En Washington, la ciudad, las cosas son muy distintas. Nueva York, Los Ángeles, Chicago, San Francisco, todas generan mucho más interés y atención que la ciudad que es hogar de unas 700.000 personas, y que apenas se ubica como la número 20 más grande del país. La ausencia de rascacielos le da un look peculiar en medio de un país famoso por ellos, y los fines de semana la tranquilidad de la mayoría de sus calles y avenidas la asemeja más a un pequeño pueblo del estado de Virginia, que a una metrópolis global.
Aquí las medidas para luchar contra el coronavirus no las toma el presidente Trump, sino la alcaldesa Muriel Bowser. A mediados de marzo Bowser anunció que los colegios y muchos negocias debían cerrar, y que todos debían quedarse en casa lo más posible. Similar al resto del país, las restricciones son más laxas que en otras partes del mundo: Se puede salir a caminar o hacer ejercicio, pero manteniendo una distancia de al menos dos metros de los demás. Las licorerías (y en algunos estados las tiendas de armas de fuego) son “negocios esenciales” y permanecen abiertos. Poco se ve a la policía vigilando que la población esté tomando las medidas en serio.
El flujo de carros ha bajado notablemente en semanas recientes, pero no así el de transeúntes. Las aceras se ven a menudo congestionadas de parejas caminando, padres y madres con bebé en coche, y de trotadores. Una ciudad siempre obsesionada con el buen estado físico (a menudo aparece en el ranking de las “ciudades más en forma del país”), la cuarentena parece haber aumentado las ganas y la disponibilidad de los residentes a salir a correr, más aun tras el cierre de los gimnasios. En la ruta, las imágenes ya empiezan a ser conocidas: Tiendas que informan de su cierre hasta nuevo aviso; restaurantes que indican que siguen abiertos pero solo a domicilio; supermercados pidiendo que los clientes se mantengan alejados los unos de los otros.
Las críticas contra Washington, la capital, van en aumento. La falta de coordinación desde el poder central, dejándole casi toda la responsabilidad a los estados, aumenta el riesgo de que cuando se “reduzca la curva” de contagios en los puntos álgidos de Nueva York, Nueva Jersey, o Luisiana, se inicien picos en otros rincones del país. Desde la Casa Blanca, el presidente Trump insiste en querer reabrir el país cuanto antes, generando fricción con otros miembros de la administración y con muchos gobernadores, que ya vislumbran un mayo de encerrona.

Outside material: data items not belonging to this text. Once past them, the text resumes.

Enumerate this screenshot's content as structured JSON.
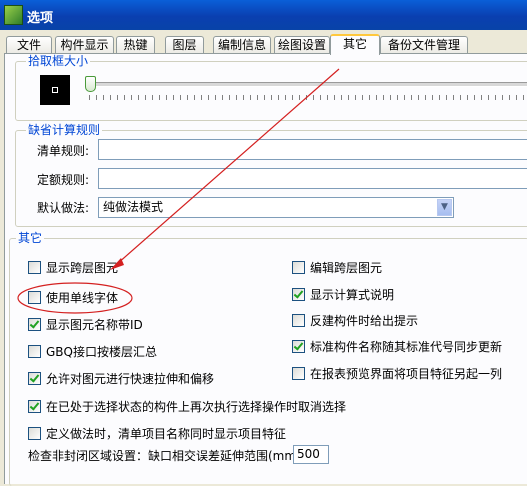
{
  "window": {
    "title": "选项",
    "app_icon": "app-icon"
  },
  "tabs": [
    "文件",
    "构件显示",
    "热键",
    "图层",
    "编制信息",
    "绘图设置",
    "其它",
    "备份文件管理"
  ],
  "active_tab": "其它",
  "pick_box": {
    "legend": "拾取框大小"
  },
  "default_rules": {
    "legend": "缺省计算规则",
    "list_rule_label": "清单规则:",
    "list_rule_value": "",
    "quota_rule_label": "定额规则:",
    "quota_rule_value": "",
    "default_method_label": "默认做法:",
    "default_method_value": "纯做法模式"
  },
  "other": {
    "legend": "其它",
    "options": [
      {
        "label": "显示跨层图元",
        "checked": false
      },
      {
        "label": "编辑跨层图元",
        "checked": false
      },
      {
        "label": "使用单线字体",
        "checked": false
      },
      {
        "label": "显示计算式说明",
        "checked": true
      },
      {
        "label": "显示图元名称带ID",
        "checked": true
      },
      {
        "label": "反建构件时给出提示",
        "checked": false
      },
      {
        "label": "GBQ接口按楼层汇总",
        "checked": false
      },
      {
        "label": "标准构件名称随其标准代号同步更新",
        "checked": true
      },
      {
        "label": "允许对图元进行快速拉伸和偏移",
        "checked": true
      },
      {
        "label": "在报表预览界面将项目特征另起一列",
        "checked": false
      },
      {
        "label": "在已处于选择状态的构件上再次执行选择操作时取消选择",
        "checked": true
      },
      {
        "label": "定义做法时，清单项目名称同时显示项目特征",
        "checked": false
      }
    ],
    "gap_check_label": "检查非封闭区域设置：缺口相交误差延伸范围(mm)",
    "gap_check_value": "500"
  },
  "annotation": {
    "arrow_color": "#d42020",
    "circle_color": "#d42020"
  }
}
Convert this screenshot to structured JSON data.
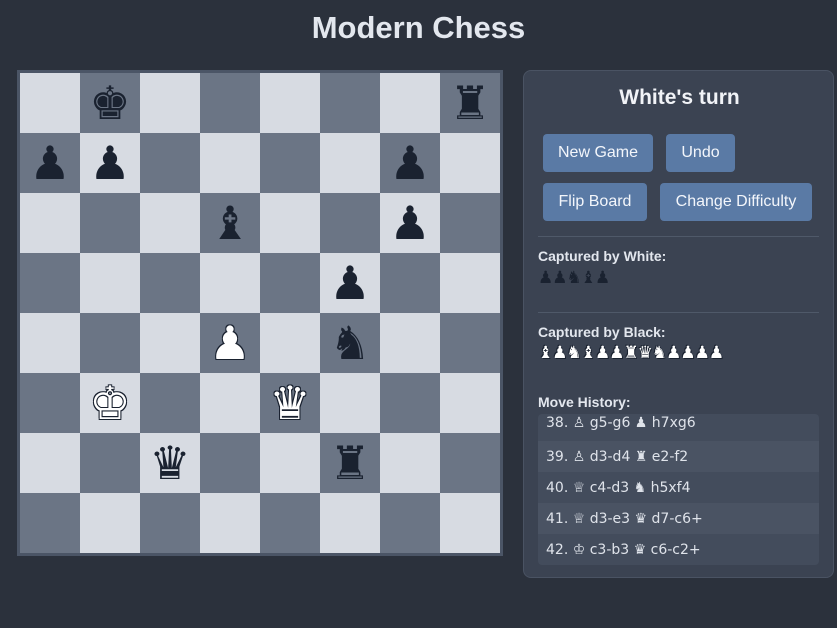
{
  "title": "Modern Chess",
  "board": {
    "rows": [
      [
        "",
        "bK",
        "",
        "",
        "",
        "",
        "",
        "bR"
      ],
      [
        "bP",
        "bP",
        "",
        "",
        "",
        "",
        "bP",
        ""
      ],
      [
        "",
        "",
        "",
        "bB",
        "",
        "",
        "bP",
        ""
      ],
      [
        "",
        "",
        "",
        "",
        "",
        "bP",
        "",
        ""
      ],
      [
        "",
        "",
        "",
        "wP",
        "",
        "bN",
        "",
        ""
      ],
      [
        "",
        "wK",
        "",
        "",
        "wQ",
        "",
        "",
        ""
      ],
      [
        "",
        "",
        "bQ",
        "",
        "",
        "bR",
        "",
        ""
      ],
      [
        "",
        "",
        "",
        "",
        "",
        "",
        "",
        ""
      ]
    ],
    "colors": {
      "light": "#d7dbe2",
      "dark": "#6b7585"
    }
  },
  "panel": {
    "turn": "White's turn",
    "buttons": {
      "new_game": "New Game",
      "undo": "Undo",
      "flip_board": "Flip Board",
      "change_difficulty": "Change Difficulty"
    },
    "captured_by_white_label": "Captured by White:",
    "captured_by_white": "♟♟♞♝♟",
    "captured_by_black_label": "Captured by Black:",
    "captured_by_black": "♝♟♞♝♟♟♜♛♞♟♟♟♟",
    "move_history_label": "Move History:",
    "moves": [
      "38. ♙ g5-g6 ♟ h7xg6",
      "39. ♙ d3-d4 ♜ e2-f2",
      "40. ♕ c4-d3 ♞ h5xf4",
      "41. ♕ d3-e3 ♛ d7-c6+",
      "42. ♔ c3-b3 ♛ c6-c2+"
    ]
  },
  "theme": {
    "background": "#2b313c",
    "button": "#5a7aa5",
    "panel": "#3b4352"
  }
}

En la ciudad, los residentes (al menos los afortunados que siguen trabajando y cobrando) empiezan a acostumbrarse a la nueva rutina. Aunque aquí todavía no ha calado el aplauso nocturno al personal médico, abundan los agradecimientos al policía que patrulla, a los choferes de bus, y al personal de limpieza. La habitual frialdad en el trato personal del estadounidense parece disminuir con la ampliación de la distancia entre unos y otros. Circulan correos de vecinos que ofrecen ayuda, pero también algunos escriben diciendo que quieren conocer mejor a aquellos que viven a sus lados, luego de años de cruzarse sin mencionar palabra en el ascensor.
Mientras la capital se prepara para debatir otro paquete de financiamiento especial para las pequeñas empresas, la ciudad se alista para semanas cruciales en la lucha contra la pandemia. Al terminar abril sabremos si Washington pudo sortear la ola del coronavirus con un impacto moderado, o si se convierte en la nueva Italia, España o Nueva York. Capital y ciudad solo hablan del coronavirus, sorprendidas las dos de que a siete meses de las elecciones presidenciales algo haya sido capaz de distraer a Washington de su obsesión política.